I've now read the book about five times, and each time more and more things become clear.  And yet, summarizing the basic plot of the book continues to be hard to pin down.  If I were pressed, I would guess the "hook" of the story is about the murder of a costumed avenger, the reformation of a group of heroes as they investigate the murder, and how all of this leads to an evil plan that will potentially kill millions of people.

But that really says nothing of what Watchmen is really about. By showing its heroes as very flawed humans who, for various reasons, are compelled to dress up in ridiculous outfits and rail against the injustices as they see them, Watchmen not only deconstructs what we normally think of a "superheroes" but also what we think of a comic book.  The book is laid out in a very rigid 9-panel pages, with occasional merging of the panels to provide emphasis on key moments.  One issues is entirely comprised of a panel scheme that mirrors its opposite page.  

It's not just the layouts and physical structure of the book that makes Watchmen unique - each chapter ends with a substantial bit of prose that serve to flesh out the world and the motivations of the characters.  The first few chapters are devoted to "Under the Hood", a tell-all memoir penned by Hollis Mason, the first Nite-Owl from the 40s.  You also get a scholarly article on owls and mythology from Dan Dreiberg, the current Nite-Owl, newspaper articles from the New Frontier, and the arrest reports and psychiatric studies of Rorschach.  Each piece takes its own style, and fills the gaps that lie between the panels of the book proper.

But then what to make of the story-within-the-story, of the Black Freighter?  On the surface the "pirate" story, about a devastating attack by a mysterious ghost ship, and the sole survivor who does what he must to survive and return to civilization, feel superfluous.  But Moore carefully blends the narration of the pirate story next to the actual Watchmen story, and the result is a reflection of the underlying feelings of the folks at street level, echoing the fears and paranoia of the country as events come to a head.

So, as a manual for a new direction in comic layout and structure Watchmen is genius.  But none of that would probably matter if the overarching story wasn't as engaging as it is.  Let me try one more time to get to the heart of the story.
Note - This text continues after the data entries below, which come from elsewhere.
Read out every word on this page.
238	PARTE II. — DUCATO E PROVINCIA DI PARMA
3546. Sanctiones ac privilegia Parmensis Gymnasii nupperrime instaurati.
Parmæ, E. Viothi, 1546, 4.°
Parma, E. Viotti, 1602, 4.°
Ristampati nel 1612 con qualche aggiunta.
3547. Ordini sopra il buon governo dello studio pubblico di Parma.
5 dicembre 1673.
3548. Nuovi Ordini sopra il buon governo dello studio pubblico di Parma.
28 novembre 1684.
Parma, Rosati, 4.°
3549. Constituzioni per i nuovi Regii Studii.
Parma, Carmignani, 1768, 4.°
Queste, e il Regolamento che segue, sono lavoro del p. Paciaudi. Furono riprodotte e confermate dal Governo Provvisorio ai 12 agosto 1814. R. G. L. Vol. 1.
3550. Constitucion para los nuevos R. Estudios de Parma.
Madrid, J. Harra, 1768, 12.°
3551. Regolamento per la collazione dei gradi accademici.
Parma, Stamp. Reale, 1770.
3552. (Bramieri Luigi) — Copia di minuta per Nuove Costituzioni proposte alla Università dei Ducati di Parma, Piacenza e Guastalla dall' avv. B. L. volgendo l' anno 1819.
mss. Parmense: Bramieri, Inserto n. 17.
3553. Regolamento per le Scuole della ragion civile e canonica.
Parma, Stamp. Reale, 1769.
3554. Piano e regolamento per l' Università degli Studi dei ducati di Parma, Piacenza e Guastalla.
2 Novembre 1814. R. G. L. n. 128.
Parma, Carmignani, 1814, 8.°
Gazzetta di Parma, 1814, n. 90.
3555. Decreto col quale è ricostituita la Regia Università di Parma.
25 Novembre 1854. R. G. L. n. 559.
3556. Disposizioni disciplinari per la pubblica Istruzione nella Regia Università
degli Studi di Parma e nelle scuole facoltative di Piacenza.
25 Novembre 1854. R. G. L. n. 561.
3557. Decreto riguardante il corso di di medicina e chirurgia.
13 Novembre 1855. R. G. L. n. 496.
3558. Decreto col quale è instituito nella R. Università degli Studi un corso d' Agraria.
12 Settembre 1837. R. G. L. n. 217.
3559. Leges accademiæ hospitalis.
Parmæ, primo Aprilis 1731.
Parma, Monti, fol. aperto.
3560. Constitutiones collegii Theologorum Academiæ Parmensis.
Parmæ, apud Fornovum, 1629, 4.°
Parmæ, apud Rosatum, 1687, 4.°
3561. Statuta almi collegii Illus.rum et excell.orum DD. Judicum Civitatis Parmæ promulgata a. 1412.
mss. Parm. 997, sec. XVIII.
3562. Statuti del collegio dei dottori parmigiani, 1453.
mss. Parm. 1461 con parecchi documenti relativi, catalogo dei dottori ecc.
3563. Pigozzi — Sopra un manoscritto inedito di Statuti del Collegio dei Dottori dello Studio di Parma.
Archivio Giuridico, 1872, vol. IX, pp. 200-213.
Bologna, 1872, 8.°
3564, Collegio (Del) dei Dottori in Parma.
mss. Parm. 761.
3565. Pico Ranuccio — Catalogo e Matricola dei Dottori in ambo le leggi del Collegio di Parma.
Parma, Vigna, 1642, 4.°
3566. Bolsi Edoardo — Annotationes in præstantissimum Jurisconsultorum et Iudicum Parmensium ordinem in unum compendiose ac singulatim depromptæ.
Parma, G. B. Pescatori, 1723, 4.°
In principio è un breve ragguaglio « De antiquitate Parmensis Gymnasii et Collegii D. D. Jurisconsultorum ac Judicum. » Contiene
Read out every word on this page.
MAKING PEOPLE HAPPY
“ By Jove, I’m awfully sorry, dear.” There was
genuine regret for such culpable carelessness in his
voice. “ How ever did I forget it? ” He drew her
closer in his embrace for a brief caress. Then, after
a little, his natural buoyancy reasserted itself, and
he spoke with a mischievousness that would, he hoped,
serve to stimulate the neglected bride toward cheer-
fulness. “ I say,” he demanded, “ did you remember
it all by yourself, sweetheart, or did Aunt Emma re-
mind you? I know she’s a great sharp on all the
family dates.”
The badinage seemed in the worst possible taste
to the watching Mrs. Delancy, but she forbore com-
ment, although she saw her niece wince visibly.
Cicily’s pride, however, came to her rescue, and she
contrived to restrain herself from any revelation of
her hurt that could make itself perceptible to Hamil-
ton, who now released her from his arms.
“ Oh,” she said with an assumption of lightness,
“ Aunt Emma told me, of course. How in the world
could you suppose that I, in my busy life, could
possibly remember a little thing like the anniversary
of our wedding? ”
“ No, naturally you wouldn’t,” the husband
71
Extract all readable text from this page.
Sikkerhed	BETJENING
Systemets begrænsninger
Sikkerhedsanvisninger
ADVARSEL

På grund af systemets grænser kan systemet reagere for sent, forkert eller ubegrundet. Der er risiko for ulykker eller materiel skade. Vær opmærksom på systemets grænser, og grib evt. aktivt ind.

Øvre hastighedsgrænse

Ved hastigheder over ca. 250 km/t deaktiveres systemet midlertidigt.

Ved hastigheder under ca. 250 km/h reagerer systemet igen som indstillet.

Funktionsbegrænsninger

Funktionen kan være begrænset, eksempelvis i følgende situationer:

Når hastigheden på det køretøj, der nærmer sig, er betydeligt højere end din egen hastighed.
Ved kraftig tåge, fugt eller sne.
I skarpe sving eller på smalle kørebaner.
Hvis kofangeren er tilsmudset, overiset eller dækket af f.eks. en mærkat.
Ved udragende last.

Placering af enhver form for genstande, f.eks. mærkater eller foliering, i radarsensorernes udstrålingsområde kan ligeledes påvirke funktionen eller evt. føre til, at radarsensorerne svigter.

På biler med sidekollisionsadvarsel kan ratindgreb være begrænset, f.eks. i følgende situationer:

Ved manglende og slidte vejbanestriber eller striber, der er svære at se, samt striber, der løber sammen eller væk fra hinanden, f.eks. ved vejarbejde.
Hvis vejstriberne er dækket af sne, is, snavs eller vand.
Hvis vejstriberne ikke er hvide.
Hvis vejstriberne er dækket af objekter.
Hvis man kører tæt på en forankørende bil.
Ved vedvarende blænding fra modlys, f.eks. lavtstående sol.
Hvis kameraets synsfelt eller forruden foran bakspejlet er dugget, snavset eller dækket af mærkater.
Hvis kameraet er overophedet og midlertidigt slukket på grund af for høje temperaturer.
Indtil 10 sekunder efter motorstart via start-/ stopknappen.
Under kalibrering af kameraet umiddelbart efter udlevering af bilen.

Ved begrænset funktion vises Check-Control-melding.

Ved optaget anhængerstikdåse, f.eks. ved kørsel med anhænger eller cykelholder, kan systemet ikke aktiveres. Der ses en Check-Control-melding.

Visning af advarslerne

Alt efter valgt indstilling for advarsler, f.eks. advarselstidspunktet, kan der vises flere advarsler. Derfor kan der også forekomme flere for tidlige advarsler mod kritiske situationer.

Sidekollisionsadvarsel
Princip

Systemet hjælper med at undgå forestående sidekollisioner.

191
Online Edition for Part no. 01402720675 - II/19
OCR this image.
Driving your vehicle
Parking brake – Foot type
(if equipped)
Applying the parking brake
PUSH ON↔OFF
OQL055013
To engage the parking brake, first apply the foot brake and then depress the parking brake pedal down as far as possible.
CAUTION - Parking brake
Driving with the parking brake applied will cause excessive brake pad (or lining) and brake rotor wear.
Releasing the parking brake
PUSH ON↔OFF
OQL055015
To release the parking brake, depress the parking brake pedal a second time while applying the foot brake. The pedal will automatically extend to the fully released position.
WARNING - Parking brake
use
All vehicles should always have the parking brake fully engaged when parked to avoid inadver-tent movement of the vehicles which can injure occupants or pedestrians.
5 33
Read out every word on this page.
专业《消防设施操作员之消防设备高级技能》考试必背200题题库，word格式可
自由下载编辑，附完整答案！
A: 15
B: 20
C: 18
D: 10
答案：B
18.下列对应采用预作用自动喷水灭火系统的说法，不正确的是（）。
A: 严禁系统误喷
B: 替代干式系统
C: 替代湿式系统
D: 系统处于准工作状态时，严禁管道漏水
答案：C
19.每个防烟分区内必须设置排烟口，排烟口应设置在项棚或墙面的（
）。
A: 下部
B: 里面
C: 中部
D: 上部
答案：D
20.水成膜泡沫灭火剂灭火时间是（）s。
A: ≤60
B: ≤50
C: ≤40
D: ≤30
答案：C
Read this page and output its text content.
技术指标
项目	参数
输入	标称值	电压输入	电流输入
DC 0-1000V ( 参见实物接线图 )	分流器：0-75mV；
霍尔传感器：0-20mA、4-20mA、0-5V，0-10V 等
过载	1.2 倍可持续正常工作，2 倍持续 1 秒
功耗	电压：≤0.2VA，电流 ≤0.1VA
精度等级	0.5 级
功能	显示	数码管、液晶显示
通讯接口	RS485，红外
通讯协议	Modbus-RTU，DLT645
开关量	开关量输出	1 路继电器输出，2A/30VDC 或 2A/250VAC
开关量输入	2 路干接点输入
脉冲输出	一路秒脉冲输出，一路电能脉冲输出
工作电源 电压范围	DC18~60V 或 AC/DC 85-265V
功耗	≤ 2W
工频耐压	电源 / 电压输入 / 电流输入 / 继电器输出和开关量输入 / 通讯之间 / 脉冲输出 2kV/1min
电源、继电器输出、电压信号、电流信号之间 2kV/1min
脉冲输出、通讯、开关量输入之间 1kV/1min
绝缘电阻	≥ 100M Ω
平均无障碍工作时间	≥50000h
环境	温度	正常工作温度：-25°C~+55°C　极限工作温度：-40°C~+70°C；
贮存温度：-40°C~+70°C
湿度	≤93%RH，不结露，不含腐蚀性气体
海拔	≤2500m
It's New York, 1985.  History has split from what we know and the 40s see the beginning of the costumed avenger.  No powers - just people dressing up and fighting crime.  A group bands together calls themselves The Minutemen.  Then, something spectacular - Jon Osterman, aka "Doctor Manhattan," the victim of a horrific science experiment is gifted with awesome powers that allow him to re-arrange reality at the atomic level.  The United States has found its first superhero, and so begins the twist that brings us to the present: with Doctor Manhattan's help the US wins the war in Vietnam, and Nixon is elected to the presidency 3 times, and is in fact still president when the novel begins, with the murder of the Comedian, a "hero" from the 70s incarnation of the Minute Men (called the "Crimebusters").  His death is noted by Rorschach, another "hero" currently working against the laws of the country, since the Keane Act of 1977 has banned vigilantism against threats of riots and police strikes.  Convinced there's a "mask killer" on the loose, Rorschach contacts the now-retired members of the Crimebusters in an effort to find out who killed the Comedian.  In the process unresolved issues between members are brought to life, motivations are uncovered, and a massive plot to save the planet from itself is revealed.

Even that fairly in-depth summary doesn't do justice to what the story is about.  It's about the nature of time, about our role in the larger scope of society, about the frailty of all our heroes and, ultimately, it's about the two fundamental questions raised directly in the book:

Who Watches the Watchmen?

Who Makes the World?

Pretty heady question from a book starring a naked blue guy and a bunch of people in tights.